The station earlier this month welcomed two new hires to fill vacant roles: Ariel Van Cleave as news director and Eleanor Bennett as host, reporter and producer of local content for NPR’s Morning Edition.
Van Cleave moved to Aspen amid the pandemic from a large station in Chicago, where she was a senior editor of audio news. Terwelp said Van Cleave, with 16 years in public media, stood out in the station’s national search from the start of the process.
Bennett’s last name should be familiar to longtime locals, as her father, John
Bennett, served as the mayor of Aspen for much of the ’90s. Eleanor Bennett previously interned with and contributed to APR, which she has been listening to since she was a child.
“I’m really excited. We’ve got a very stellar team all the way around,” Terwelp said. “And we’re really committed to deepening and expanding [our coverage] and providing more. … This is not the time to scale back on coverage.”
KDNK Community Radio
Another NPR member, KDNK Community Radio in Carbondale faces a somewhat similar situation as its Aspen counterpart. The nonprofit’s financial model, however, is split pretty evenly between underwriting, donations and memberships.
“That diversity of incomes really helps us,” KDNK board member Chris Hassig said. Like APR, KDNK also received PPP funds, as well as a grant from the Corporation for Public Broadcasting — both of which Hassig called a “lifeline.”

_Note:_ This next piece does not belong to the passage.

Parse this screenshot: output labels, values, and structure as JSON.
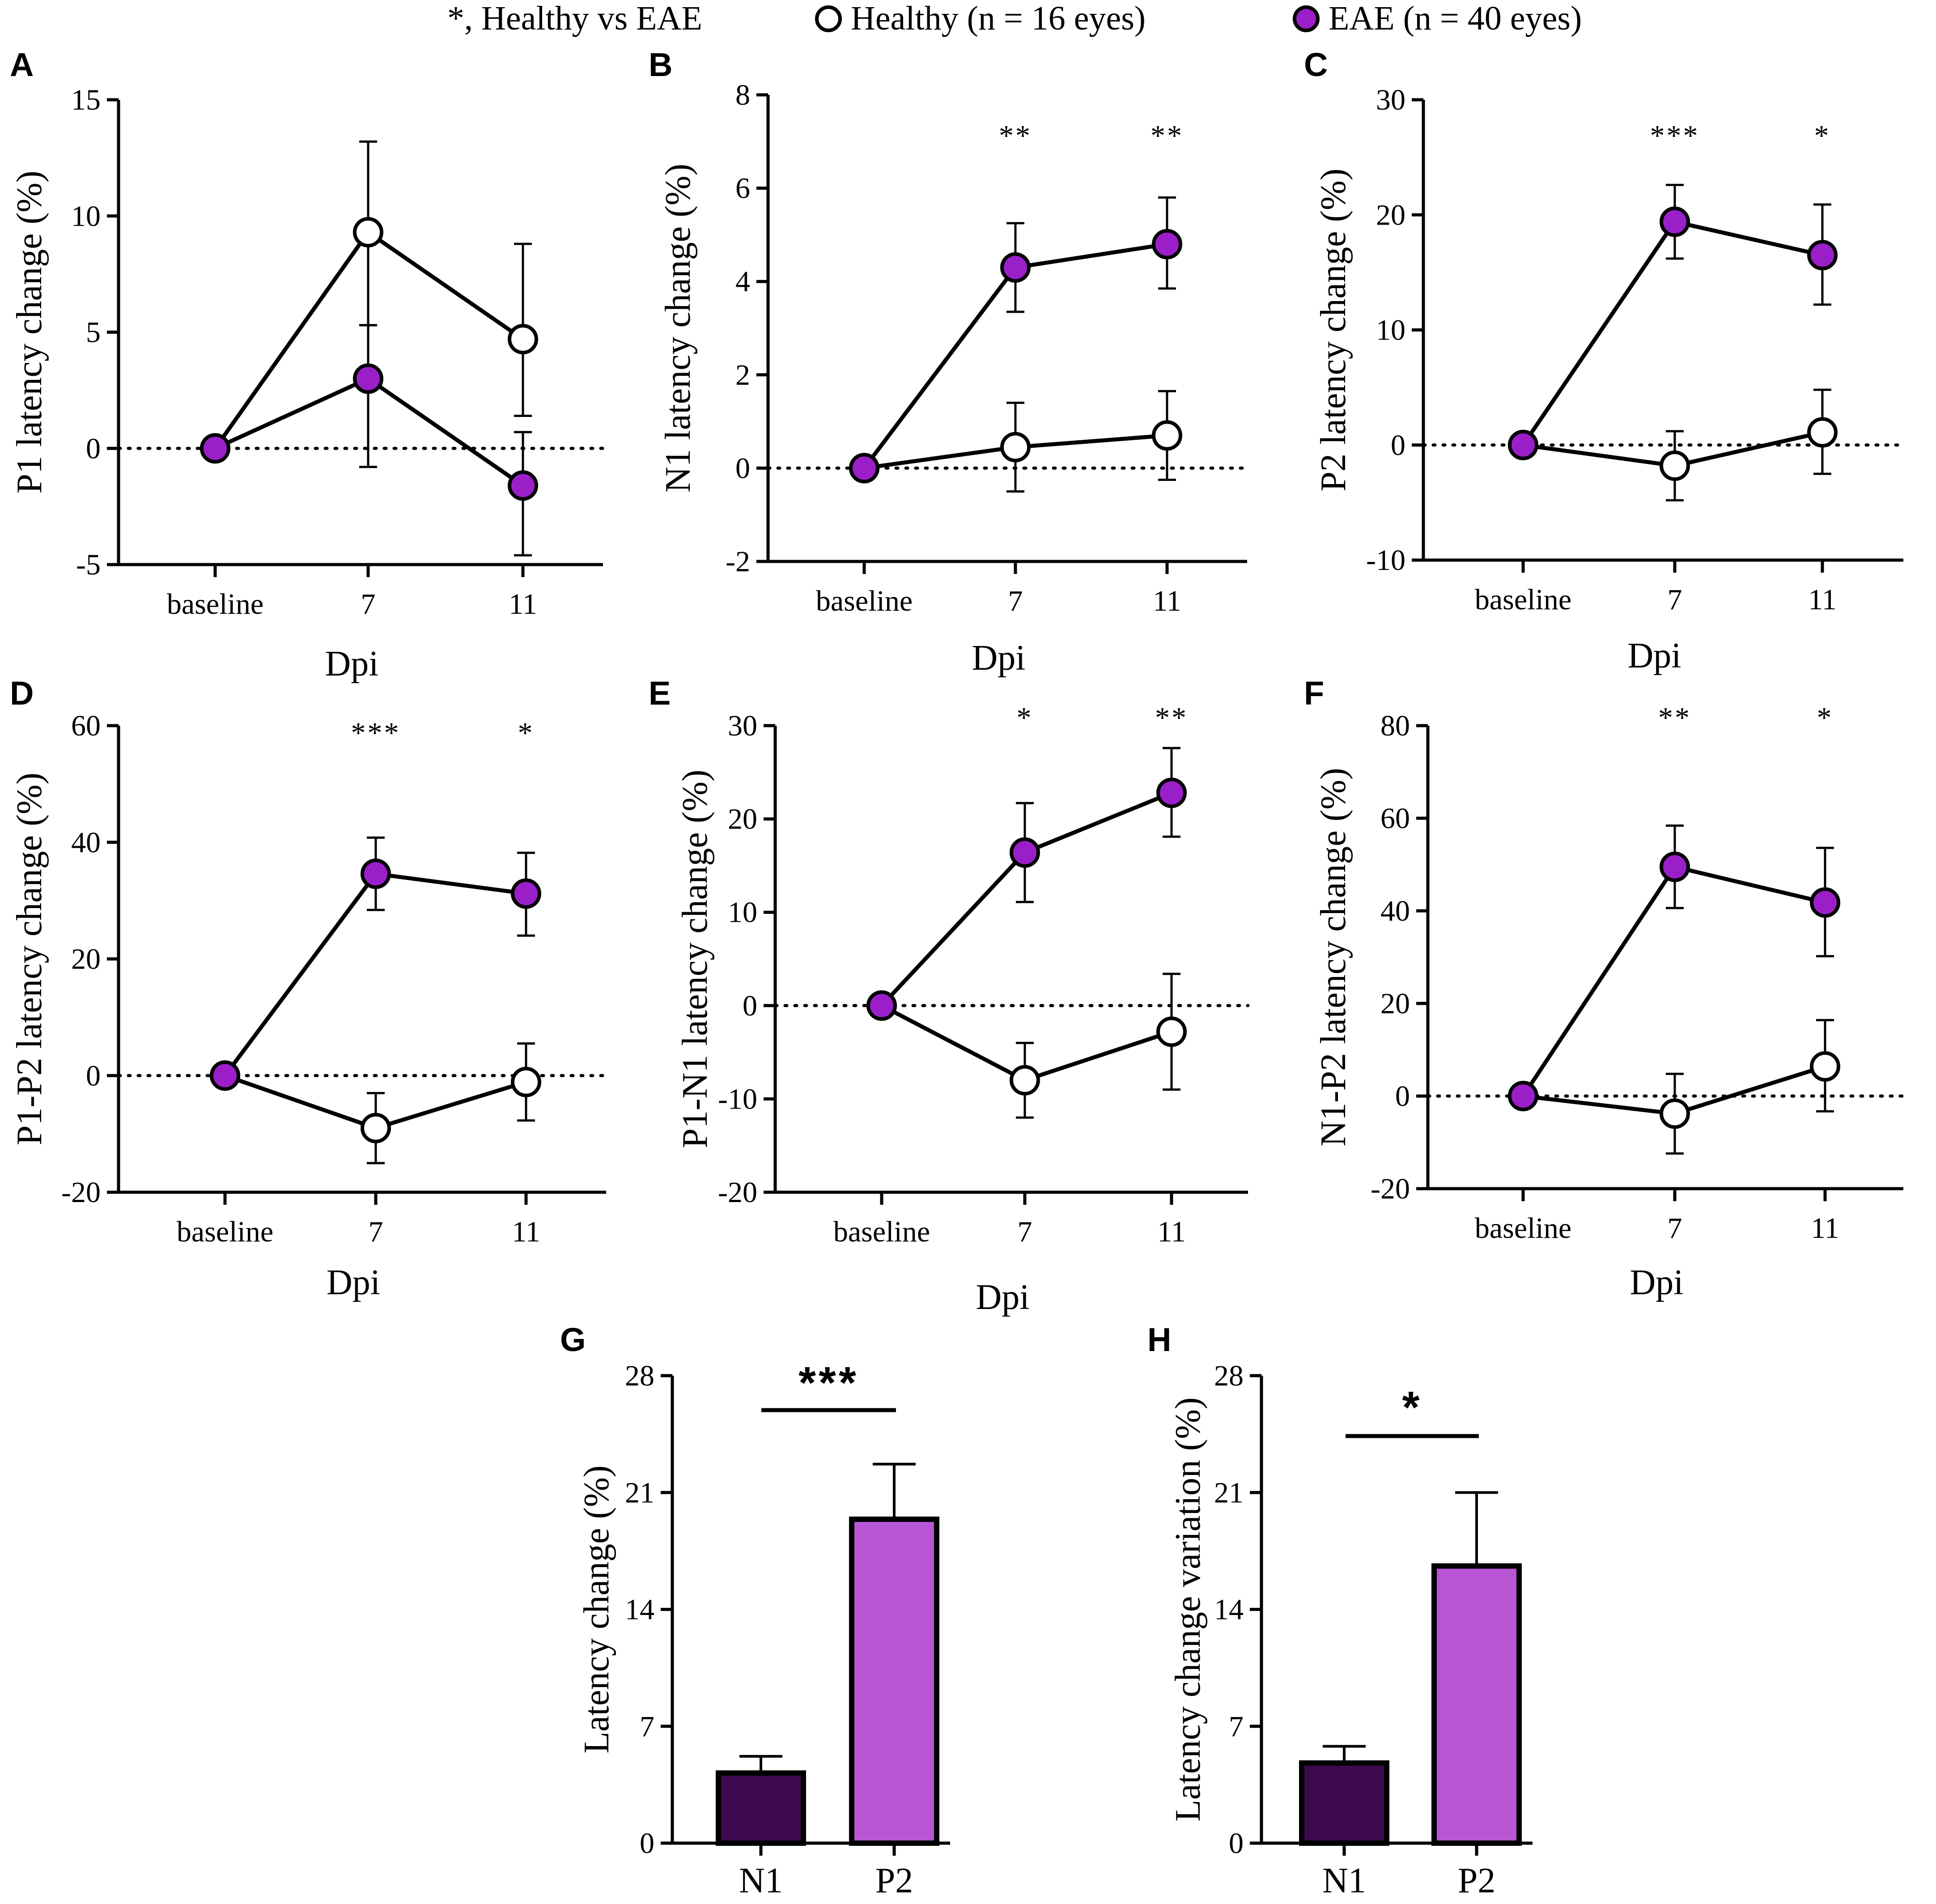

This month, the station also welcomed longtime local Corby Anderson as KDNK’s first executive director after a nationwide search, replacing Gavin Dahl, who left the station manager position to take a role in Montrose. Anderson has held a number of broadcast jobs throughout the valley, including as station manager for GrassRoots Television. Leading KDNK is “quite literally a dream come true,” he said in an Aug. 4 statement. Longtime KDNK staffer Amy Hadden Marsh was also recently named news director.
Hassig believes the station shined during the stay-at-home period of the pandemic because people craved communal connection — and media outlets served to provide the closest semblance.
“It was kind of the moment where KDNK showed why we exist,” Hassig said, “and why we believe in our mission of connecting people.”